Apparences, taille, puissance... que de jugements trompeurs. Qui aurait cru par exemple que la petite Saya était une Daeva expérimentée ? Pas plus haute que trois pommes, fascinée par les sucreries et autre gaminerie de son âge, ou tout du moins de l'âge qu'elle parait, elle complète un groupe aussi hétéroclite qu'improbable. Elle apporte en tout cas une dose de fraicheur et de spontanéité qui fait sourire même les plus blasés.
Aran lui est plus discret, ce clerc arrivé il y a peu semble avoir bien vécu et chercher ici un peu de sérénité. Parlant rarement pour ne rien dire, sa maitrise de l'aether pour soigner est assurément un atout sans prix.
J'imagine qu'il me faut aussi parler de moi. Surnommée la flutiste, la musicienne, ou la poète, j'ai laissé le Destin me mener jusqu'ici. J'essaie, à ma manière, de soulager les esprits et les corps des lassitudes présentes et passées. Il est trop tentant de parler de soi dans un ouvrage qu'on destine à la postérité, aussi n'en ajouterais je pas plus.
Non dénuée de talent elle aussi pour les arts, notamment pour le chant, Synae semble avoir longtemps souffert d'un teint trop pale dans un monde trop sombre. Réminiscence de ce que nous fument jadis, cette couleur rappelle trop de nos jours celle des Elyséens. Ici pourtant nul jugement, car tous portons les stigmates du passé, récent ou lointain, et nous avons j'espère appris à respecter les autres pour nous respecter nous même.
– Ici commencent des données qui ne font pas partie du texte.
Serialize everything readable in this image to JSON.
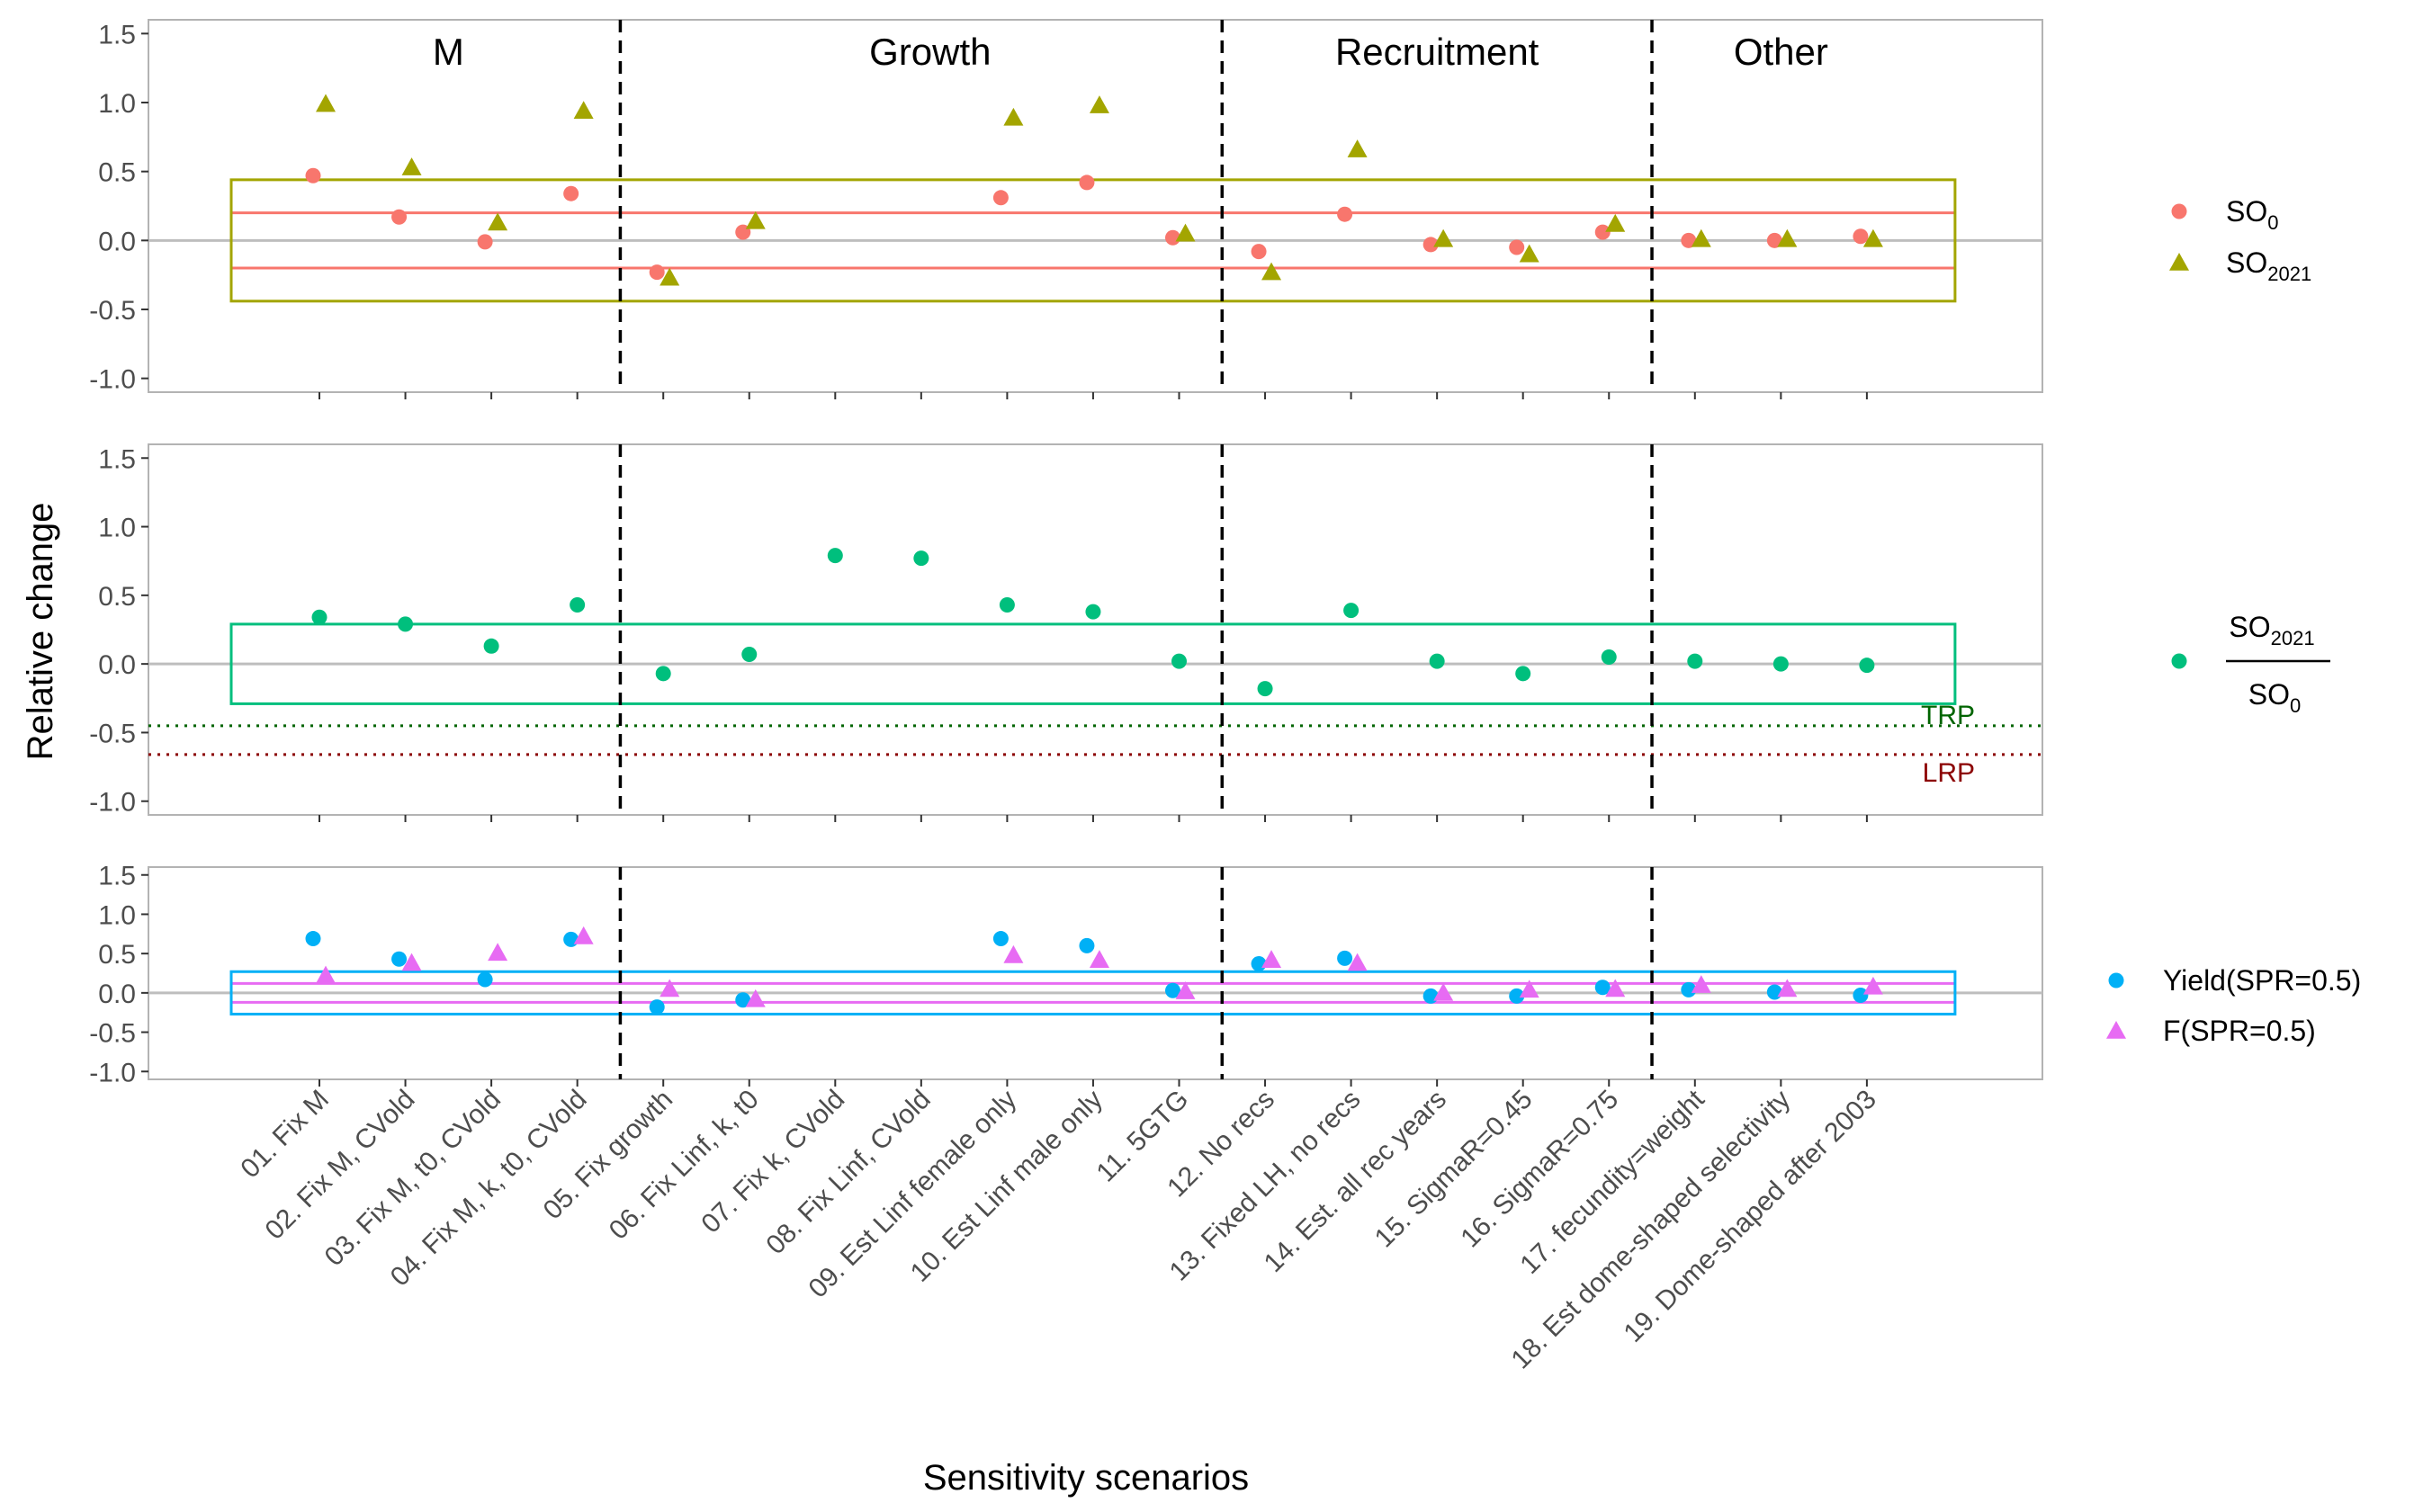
{
  "colors": {
    "so0": "#F8766D",
    "so2021": "#A3A500",
    "ratio": "#00BF7D",
    "yield": "#00B0F6",
    "f": "#E76BF3",
    "trp": "#006400",
    "lrp": "#8B0000"
  },
  "chart_data": {
    "type": "scatter",
    "xlabel": "Sensitivity scenarios",
    "ylabel": "Relative change",
    "ylim": [
      -1.1,
      1.6
    ],
    "yticks": [
      "1.5",
      "1.0",
      "0.5",
      "0.0",
      "-0.5",
      "-1.0"
    ],
    "ytick_values": [
      1.5,
      1.0,
      0.5,
      0.0,
      -0.5,
      -1.0
    ],
    "categories": [
      "01. Fix M",
      "02. Fix M, CVold",
      "03. Fix M, t0, CVold",
      "04. Fix M, k, t0, CVold",
      "05. Fix growth",
      "06. Fix Linf, k, t0",
      "07. Fix k, CVold",
      "08. Fix Linf, CVold",
      "09. Est Linf female only",
      "10. Est Linf male only",
      "11. 5GTG",
      "12. No recs",
      "13. Fixed LH, no recs",
      "14. Est. all rec years",
      "15. SigmaR=0.45",
      "16. SigmaR=0.75",
      "17. fecundity=weight",
      "18. Est dome-shaped selectivity",
      "19. Dome-shaped after 2003"
    ],
    "groups": [
      {
        "label": "M",
        "start": 1,
        "end": 4
      },
      {
        "label": "Growth",
        "start": 5,
        "end": 11
      },
      {
        "label": "Recruitment",
        "start": 12,
        "end": 16
      },
      {
        "label": "Other",
        "start": 17,
        "end": 19
      }
    ],
    "separators_after": [
      4,
      11,
      16
    ],
    "panels": [
      {
        "id": "so",
        "series": [
          {
            "name_main": "SO",
            "name_sub": "0",
            "shape": "circle",
            "color_key": "so0",
            "values": [
              0.47,
              0.17,
              -0.01,
              0.34,
              -0.23,
              0.06,
              null,
              null,
              0.31,
              0.42,
              0.02,
              -0.08,
              0.19,
              -0.03,
              -0.05,
              0.06,
              0.0,
              0.0,
              0.03
            ]
          },
          {
            "name_main": "SO",
            "name_sub": "2021",
            "shape": "triangle",
            "color_key": "so2021",
            "values": [
              0.99,
              0.53,
              0.13,
              0.94,
              -0.27,
              0.14,
              null,
              null,
              0.89,
              0.98,
              0.05,
              -0.23,
              0.66,
              0.01,
              -0.1,
              0.12,
              0.01,
              0.01,
              0.01
            ]
          }
        ],
        "hlines": [
          {
            "y": 0.2,
            "color_key": "so0"
          },
          {
            "y": -0.2,
            "color_key": "so0"
          }
        ],
        "box": {
          "ymin": -0.44,
          "ymax": 0.44,
          "color_key": "so2021"
        }
      },
      {
        "id": "ratio",
        "series": [
          {
            "name_num": "SO",
            "name_num_sub": "2021",
            "name_den": "SO",
            "name_den_sub": "0",
            "shape": "circle",
            "color_key": "ratio",
            "values": [
              0.34,
              0.29,
              0.13,
              0.43,
              -0.07,
              0.07,
              0.79,
              0.77,
              0.43,
              0.38,
              0.02,
              -0.18,
              0.39,
              0.02,
              -0.07,
              0.05,
              0.02,
              0.0,
              -0.01
            ]
          }
        ],
        "box": {
          "ymin": -0.29,
          "ymax": 0.29,
          "color_key": "ratio"
        },
        "reflines": [
          {
            "label": "TRP",
            "y": -0.45,
            "color_key": "trp"
          },
          {
            "label": "LRP",
            "y": -0.66,
            "color_key": "lrp"
          }
        ]
      },
      {
        "id": "yield",
        "series": [
          {
            "name": "Yield(SPR=0.5)",
            "shape": "circle",
            "color_key": "yield",
            "values": [
              0.69,
              0.43,
              0.17,
              0.68,
              -0.18,
              -0.09,
              null,
              null,
              0.69,
              0.6,
              0.03,
              0.37,
              0.44,
              -0.04,
              -0.04,
              0.07,
              0.04,
              0.01,
              -0.03
            ]
          },
          {
            "name": "F(SPR=0.5)",
            "shape": "triangle",
            "color_key": "f",
            "values": [
              0.22,
              0.38,
              0.51,
              0.72,
              0.05,
              -0.08,
              null,
              null,
              0.48,
              0.42,
              0.02,
              0.42,
              0.38,
              0.0,
              0.04,
              0.05,
              0.1,
              0.05,
              0.08
            ]
          }
        ],
        "hlines": [
          {
            "y": 0.12,
            "color_key": "f"
          },
          {
            "y": -0.12,
            "color_key": "f"
          }
        ],
        "box": {
          "ymin": -0.27,
          "ymax": 0.27,
          "color_key": "yield"
        }
      }
    ]
  }
}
Enfin le tableau ne serait pas complet sans notre grande oratrice, Clotho, pour qui les mots sont des armes et les mondanités des batailles. Il y a des combats que les armes seules ne peuvent résoudre.
Bien sur il y aurait encore tant de chose à écrire pour présenter notre Cohorte. En dehors des sibyllins que nous sommes, il y a sur l'ile quelques personnes, sans parler de l'équipage du Carabin Noir, le bateau qui dessert l'ile, et il faut ajouter à cela les animaux, les lieux... Mais toute chose a son heure, et pour le moment du moins je te laisserai, lecteur, sur ta faim. Ces annales seront continuées par tout un chacun, car c'est de notre diversité que nous tirons la force. Nul doute cependant que j'y reprendrai la plume, un jour, ou demain.